This was the beginning of the battle, but in those days all animals spoke the same tongue with man and when they fought, they fought with words alone. So Kakwik fought with the first wolf, and the sound of battle echoed over all the hills and was as loud as thunder. Amow was clever, yet Kakwik was more clever; and so at length the wolf was beaten and fled back into the cave, while Kakwik went out to hunt.

But when Kakwik was gone, Amow quickly uncovered Hekenjuk and freed him from the grip of rocks. Flaming, the sun rose to the peak of the black sky and all darkness vanished. Kakwik was filled with rage, a rage so great that even high Hekenjuk trembled; and to placate the wolverine, the sun agreed to go back into hiding for part of every day. And thus it is we have the change from night to day.

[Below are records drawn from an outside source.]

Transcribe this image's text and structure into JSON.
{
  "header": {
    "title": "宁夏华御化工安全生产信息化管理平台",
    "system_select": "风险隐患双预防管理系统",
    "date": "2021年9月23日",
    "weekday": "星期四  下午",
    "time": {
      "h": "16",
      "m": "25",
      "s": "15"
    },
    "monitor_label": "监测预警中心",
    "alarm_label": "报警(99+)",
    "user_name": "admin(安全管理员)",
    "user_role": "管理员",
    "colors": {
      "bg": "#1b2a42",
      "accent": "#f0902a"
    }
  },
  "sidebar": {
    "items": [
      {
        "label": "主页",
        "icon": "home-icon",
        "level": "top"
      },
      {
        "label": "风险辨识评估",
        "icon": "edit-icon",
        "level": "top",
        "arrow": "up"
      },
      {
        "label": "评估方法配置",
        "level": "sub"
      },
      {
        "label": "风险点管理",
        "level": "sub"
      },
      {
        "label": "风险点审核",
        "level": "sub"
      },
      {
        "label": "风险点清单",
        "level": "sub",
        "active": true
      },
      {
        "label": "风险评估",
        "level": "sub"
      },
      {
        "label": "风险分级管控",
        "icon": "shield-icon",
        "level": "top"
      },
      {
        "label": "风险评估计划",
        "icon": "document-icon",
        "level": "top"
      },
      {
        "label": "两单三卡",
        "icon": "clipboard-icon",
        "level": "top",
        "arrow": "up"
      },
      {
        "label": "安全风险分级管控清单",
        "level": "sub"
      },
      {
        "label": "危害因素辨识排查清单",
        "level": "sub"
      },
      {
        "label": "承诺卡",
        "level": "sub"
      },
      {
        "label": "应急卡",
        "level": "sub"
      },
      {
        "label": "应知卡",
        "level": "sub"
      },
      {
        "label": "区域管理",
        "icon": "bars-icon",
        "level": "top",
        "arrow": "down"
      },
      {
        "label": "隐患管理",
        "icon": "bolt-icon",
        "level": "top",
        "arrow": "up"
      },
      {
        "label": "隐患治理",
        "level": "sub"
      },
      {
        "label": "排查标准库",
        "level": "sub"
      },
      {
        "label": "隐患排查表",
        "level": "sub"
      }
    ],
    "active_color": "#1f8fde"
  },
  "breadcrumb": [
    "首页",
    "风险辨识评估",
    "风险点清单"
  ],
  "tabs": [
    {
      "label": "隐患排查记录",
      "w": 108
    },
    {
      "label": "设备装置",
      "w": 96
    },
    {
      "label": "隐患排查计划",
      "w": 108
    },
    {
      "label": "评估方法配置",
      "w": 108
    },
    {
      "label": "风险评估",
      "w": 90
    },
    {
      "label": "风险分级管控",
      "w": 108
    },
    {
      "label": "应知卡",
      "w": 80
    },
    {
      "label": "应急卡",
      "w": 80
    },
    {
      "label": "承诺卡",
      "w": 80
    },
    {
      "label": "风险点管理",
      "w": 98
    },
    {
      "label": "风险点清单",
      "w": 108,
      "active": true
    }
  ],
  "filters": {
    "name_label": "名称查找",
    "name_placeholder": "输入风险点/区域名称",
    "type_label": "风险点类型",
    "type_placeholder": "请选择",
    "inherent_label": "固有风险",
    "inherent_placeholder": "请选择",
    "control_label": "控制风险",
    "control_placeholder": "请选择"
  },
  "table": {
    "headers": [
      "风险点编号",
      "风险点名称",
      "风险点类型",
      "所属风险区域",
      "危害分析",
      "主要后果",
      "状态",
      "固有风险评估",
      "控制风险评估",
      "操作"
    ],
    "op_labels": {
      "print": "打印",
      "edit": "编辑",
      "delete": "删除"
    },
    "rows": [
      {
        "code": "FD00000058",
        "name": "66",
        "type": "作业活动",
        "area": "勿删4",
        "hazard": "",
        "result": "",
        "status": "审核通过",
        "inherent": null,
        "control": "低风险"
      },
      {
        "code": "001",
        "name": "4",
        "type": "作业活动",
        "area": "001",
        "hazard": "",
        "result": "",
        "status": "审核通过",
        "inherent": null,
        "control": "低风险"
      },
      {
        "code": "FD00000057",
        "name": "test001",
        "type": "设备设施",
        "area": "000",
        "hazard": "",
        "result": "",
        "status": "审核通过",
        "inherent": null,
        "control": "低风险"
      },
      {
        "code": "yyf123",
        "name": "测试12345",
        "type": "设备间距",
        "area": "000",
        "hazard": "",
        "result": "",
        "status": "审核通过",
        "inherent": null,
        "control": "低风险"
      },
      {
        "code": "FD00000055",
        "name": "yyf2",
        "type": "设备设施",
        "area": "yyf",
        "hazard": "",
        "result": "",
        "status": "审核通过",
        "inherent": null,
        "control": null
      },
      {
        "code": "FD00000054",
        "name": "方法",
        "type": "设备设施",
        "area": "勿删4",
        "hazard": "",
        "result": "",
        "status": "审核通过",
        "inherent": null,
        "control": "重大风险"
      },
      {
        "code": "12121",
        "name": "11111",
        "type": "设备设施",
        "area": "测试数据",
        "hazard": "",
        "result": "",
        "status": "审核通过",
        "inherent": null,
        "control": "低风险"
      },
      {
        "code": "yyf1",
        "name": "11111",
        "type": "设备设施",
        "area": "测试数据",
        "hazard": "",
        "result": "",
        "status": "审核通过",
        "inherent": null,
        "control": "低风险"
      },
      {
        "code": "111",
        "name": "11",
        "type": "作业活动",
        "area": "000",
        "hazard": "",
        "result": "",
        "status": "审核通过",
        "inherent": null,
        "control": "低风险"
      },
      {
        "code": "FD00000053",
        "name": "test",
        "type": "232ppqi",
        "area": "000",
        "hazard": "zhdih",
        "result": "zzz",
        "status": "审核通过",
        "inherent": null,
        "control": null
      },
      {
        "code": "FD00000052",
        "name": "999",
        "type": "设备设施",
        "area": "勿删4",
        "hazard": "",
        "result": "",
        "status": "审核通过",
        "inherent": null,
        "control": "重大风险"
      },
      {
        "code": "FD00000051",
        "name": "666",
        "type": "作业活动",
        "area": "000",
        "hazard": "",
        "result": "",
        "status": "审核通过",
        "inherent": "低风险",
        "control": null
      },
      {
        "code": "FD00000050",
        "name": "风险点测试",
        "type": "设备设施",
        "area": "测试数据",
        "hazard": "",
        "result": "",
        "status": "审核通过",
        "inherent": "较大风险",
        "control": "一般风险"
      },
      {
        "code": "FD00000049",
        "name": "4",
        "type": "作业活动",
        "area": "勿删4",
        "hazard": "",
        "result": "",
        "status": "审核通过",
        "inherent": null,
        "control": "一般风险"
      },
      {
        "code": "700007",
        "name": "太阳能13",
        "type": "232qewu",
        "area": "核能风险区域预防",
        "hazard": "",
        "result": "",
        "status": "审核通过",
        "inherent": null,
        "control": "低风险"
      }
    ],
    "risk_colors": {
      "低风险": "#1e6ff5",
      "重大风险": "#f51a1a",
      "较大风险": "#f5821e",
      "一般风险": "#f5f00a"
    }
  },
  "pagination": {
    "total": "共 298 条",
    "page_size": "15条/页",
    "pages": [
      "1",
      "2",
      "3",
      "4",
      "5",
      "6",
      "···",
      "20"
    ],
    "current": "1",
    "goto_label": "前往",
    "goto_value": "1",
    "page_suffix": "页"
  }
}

With the coming of the sun, the seasons came, and now in the summer, when the hunting is not hard, the wolf grows strong and so the days are longer. But in winter, when the hunting of the deer is hard, Kakwik is stronger and the sun must hide, so that the days then are short.

Now when Kaila saw that Hekenjuk the sun had been freed without his knowledge he was mightily enraged. His lightning shattered the sky, and his storms blew over the breadth of the land. The skies grew as angry as foam at the foot of the rapids, and Nipello the rain first fell over the world. So also came Aput and Hiko, the snow and ice, and also the blizzards which live in the long winter nights.

And because of these things, Kaila is known to this day as the God of All Weather. Even today his anger lives, and our world is only a toy for his anger to crush.

Ohoto paused again. In the evening sky the dark rage of Kaila was massing and the sun was shrinking before it. Flames roared down from the zenith, to lose themselves in the angry black clouds which poured up from the horizon like coils of thick smoke, and spread out over the pallid face of the sky. Then somewhere in the storm-darkened hills a white wolf howled sadly, and the echoing cry wavered over the lake like the voice of the first of all wolves, bewailing the loss of the sun. The long echoes shattered and died as Ohoto once again took up his tale.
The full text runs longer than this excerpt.